The question of who can best represent autistic people is deeply contested. Last week at the IOE, the Centre for Research in Autism in Education (CRAE) brought together journalists, headteachers, clinicians and campaigners to debate and discuss this issue. Although, unsurprisingly, there was no complete consensus, three main themes emerged from the discussion.
First, despite ongoing improvements in service provision for autistic people and their families, all of our contributors powerfully reminded us that all too frequently they struggled against authorities of various sorts to ensure that their own, or their children’s, needs were met. Guardian journalist John Harris spoke movingly of the battles he has endured to secure support for his young child in the West Country. He also described the anxiety it provoked as he had to decide how hard to push his case. Everyone involved in autism therefore needs at some point to acquire skills in personal advocacy, whether they find it easy or hard.
Improving personal advocacy, however, is not enough. The second theme was the need to develop effective collective representation of autistic people. Russell Stronach, Co-Chair of the Autistic Rights Movement (ARM) UK, reminded us that autistic people too often are represented in high-level policy debate predominantly by those with an indirect relationship to the autistic community itself. The diversity of the autistic experience – from those who can easily communicate their needs to those who struggle to speak for themselves – can make such collective representation difficult but Russell emphasised that this diversity is no reason to negate the fundamental democratic principle of “nothing about us, without us”.
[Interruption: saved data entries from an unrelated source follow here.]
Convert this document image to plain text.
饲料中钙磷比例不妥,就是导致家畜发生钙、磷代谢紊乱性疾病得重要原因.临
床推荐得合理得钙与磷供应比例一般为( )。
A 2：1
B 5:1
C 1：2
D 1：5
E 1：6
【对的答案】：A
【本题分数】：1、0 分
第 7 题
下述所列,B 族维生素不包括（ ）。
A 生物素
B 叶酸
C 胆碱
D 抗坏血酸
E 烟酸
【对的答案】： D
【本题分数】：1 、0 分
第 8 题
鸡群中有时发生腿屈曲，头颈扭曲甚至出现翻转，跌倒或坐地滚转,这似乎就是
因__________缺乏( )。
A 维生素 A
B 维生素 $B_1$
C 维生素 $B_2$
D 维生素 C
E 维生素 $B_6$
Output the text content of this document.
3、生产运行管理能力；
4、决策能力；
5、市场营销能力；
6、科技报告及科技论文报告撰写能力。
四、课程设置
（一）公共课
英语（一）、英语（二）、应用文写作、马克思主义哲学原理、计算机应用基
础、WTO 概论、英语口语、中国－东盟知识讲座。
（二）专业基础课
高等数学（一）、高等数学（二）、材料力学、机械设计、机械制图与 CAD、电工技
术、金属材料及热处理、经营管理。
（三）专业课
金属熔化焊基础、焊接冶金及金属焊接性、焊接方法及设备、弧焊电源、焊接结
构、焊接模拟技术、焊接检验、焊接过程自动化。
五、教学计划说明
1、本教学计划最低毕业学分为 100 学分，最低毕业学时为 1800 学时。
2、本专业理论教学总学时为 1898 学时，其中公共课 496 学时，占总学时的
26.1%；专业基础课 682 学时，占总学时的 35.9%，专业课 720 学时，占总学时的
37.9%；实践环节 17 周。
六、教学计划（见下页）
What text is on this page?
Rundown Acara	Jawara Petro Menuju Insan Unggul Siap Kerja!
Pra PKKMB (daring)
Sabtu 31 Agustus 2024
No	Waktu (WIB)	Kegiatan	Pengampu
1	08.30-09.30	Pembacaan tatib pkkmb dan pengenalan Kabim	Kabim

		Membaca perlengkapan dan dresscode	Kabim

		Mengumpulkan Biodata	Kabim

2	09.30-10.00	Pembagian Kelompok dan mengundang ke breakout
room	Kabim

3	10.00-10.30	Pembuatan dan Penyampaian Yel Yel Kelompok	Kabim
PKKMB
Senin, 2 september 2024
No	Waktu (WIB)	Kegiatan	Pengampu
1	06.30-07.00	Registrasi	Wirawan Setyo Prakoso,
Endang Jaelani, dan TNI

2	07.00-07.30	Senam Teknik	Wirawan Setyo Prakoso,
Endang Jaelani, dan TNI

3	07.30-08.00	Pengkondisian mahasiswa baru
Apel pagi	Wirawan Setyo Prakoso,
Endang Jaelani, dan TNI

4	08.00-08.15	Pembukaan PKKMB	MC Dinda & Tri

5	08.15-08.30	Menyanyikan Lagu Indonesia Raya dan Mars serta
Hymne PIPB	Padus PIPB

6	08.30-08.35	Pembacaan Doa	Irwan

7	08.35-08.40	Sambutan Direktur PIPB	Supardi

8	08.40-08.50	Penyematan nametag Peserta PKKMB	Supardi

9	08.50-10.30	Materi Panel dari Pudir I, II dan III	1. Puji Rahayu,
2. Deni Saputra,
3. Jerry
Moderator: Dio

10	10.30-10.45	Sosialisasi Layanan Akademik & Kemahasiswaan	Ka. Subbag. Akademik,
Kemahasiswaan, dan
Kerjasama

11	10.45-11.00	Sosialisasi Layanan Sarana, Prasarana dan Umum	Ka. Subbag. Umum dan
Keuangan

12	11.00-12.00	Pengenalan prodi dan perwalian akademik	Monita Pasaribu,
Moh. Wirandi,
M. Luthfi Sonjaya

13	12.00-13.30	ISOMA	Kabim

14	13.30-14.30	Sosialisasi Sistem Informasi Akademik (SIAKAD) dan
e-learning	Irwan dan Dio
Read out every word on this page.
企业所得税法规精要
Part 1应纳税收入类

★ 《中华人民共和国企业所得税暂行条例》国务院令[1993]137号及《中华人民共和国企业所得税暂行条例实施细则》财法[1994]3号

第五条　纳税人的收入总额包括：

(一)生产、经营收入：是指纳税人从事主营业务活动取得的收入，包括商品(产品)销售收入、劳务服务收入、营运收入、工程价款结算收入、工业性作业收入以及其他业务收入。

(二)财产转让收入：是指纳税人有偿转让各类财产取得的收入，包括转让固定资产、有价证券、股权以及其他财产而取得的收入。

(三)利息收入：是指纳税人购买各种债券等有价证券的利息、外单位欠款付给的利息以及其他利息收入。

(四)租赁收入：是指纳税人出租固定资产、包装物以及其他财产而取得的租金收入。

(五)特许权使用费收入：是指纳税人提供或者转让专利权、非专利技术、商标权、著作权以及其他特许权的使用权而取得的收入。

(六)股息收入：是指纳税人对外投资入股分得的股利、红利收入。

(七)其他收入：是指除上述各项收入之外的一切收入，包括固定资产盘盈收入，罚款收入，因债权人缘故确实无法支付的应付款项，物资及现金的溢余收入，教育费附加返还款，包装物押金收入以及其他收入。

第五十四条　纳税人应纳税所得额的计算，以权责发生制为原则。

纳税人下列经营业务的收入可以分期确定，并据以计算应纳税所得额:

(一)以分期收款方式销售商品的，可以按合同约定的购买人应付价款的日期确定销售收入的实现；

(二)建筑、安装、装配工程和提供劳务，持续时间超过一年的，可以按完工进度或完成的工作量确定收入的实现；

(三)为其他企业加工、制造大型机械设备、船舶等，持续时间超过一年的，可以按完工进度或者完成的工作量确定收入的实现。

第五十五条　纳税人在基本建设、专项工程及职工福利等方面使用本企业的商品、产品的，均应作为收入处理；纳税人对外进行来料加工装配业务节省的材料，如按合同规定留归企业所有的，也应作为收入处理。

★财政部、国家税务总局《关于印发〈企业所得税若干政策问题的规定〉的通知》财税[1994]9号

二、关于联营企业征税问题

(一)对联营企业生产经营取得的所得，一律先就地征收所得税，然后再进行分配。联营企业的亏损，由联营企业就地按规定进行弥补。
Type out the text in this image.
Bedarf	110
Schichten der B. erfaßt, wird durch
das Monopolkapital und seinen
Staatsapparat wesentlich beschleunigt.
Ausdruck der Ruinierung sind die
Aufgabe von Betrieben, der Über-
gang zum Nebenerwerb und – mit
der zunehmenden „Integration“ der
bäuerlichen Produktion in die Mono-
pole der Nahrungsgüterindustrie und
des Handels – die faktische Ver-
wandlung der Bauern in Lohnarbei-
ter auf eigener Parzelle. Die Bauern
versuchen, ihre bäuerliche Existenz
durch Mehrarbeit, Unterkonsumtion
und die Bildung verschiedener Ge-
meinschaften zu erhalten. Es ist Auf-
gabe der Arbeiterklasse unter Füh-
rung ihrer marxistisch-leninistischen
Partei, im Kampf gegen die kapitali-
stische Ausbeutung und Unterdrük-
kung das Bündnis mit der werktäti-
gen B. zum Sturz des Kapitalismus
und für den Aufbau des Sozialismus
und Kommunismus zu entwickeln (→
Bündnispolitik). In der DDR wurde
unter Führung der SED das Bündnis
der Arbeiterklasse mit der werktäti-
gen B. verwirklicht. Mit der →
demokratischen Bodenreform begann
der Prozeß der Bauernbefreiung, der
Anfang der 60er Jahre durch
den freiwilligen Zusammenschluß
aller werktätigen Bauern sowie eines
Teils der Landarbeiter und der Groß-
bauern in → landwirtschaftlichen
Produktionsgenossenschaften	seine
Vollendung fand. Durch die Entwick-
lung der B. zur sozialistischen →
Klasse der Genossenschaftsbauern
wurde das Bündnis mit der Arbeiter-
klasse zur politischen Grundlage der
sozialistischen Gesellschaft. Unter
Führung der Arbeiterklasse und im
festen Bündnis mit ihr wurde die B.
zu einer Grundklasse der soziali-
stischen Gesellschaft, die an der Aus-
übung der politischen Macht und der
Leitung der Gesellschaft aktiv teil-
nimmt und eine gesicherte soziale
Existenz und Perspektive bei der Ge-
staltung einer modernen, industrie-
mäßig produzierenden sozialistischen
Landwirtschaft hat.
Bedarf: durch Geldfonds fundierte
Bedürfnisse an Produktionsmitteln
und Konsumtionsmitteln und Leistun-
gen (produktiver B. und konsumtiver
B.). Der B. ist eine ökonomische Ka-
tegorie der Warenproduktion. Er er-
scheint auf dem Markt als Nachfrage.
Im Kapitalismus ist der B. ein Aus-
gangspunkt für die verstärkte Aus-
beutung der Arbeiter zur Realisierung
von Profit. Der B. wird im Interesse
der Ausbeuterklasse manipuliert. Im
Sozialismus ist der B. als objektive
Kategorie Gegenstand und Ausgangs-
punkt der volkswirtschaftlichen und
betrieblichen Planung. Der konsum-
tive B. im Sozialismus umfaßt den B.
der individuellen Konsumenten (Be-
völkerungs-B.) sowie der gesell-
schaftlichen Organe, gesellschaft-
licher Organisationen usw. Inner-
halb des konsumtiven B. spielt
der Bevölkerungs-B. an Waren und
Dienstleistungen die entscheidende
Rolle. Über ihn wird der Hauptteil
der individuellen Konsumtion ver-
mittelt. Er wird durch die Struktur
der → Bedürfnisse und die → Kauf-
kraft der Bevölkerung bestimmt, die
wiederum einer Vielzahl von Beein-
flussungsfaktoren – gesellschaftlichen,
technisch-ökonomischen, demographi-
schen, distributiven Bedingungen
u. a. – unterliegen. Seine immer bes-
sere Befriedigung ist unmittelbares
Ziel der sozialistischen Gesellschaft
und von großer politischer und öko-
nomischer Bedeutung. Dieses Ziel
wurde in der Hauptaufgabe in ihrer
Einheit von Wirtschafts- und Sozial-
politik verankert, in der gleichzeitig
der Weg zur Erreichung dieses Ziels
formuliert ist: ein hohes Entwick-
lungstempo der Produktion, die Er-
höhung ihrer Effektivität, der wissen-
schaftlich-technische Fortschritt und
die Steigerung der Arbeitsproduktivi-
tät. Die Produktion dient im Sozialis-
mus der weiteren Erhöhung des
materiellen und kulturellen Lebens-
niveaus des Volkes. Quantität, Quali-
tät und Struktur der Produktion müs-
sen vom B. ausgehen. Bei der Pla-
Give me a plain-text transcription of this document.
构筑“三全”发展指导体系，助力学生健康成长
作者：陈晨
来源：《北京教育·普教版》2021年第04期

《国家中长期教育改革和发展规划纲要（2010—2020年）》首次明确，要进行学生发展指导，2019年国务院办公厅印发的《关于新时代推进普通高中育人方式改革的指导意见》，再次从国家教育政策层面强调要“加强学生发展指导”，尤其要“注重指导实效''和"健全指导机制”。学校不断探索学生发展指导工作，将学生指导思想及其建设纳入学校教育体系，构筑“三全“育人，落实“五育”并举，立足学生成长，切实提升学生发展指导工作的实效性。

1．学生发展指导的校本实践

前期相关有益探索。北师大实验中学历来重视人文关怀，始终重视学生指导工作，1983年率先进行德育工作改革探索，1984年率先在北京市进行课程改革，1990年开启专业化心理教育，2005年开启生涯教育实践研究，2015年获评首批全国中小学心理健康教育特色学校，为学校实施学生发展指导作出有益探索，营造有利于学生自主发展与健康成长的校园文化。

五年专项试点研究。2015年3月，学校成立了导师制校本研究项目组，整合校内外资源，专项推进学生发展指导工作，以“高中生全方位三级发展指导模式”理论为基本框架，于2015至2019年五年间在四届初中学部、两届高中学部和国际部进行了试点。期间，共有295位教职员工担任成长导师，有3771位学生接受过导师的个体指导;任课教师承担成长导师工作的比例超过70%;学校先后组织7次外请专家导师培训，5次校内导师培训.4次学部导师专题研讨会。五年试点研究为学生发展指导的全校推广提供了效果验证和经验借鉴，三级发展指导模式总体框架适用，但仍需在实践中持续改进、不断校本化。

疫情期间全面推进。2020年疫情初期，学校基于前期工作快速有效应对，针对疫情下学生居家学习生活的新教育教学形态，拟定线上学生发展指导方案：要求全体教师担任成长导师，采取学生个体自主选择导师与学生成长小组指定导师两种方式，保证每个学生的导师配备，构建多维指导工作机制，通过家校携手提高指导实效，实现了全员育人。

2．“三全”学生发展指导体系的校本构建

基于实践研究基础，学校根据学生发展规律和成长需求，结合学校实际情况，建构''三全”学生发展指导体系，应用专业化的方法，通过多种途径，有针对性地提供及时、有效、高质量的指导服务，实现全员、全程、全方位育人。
This combination of the need for personal and collective advocacy took us to our third theme: the need to train individuals and groups in the skills necessary to advance their own cause. One member of the audience told how her son was given the confidence to develop ways of expressing his own requirements during a brief period of primary school education in the US and of the way in which this had transformed his educational experience.
Empowering individuals to speak for themselves – even for those without language – emerged from our discussion as a critical way forward for everyone in the autism community. Educators of all sorts have a vital role to play in enhancing these capacities.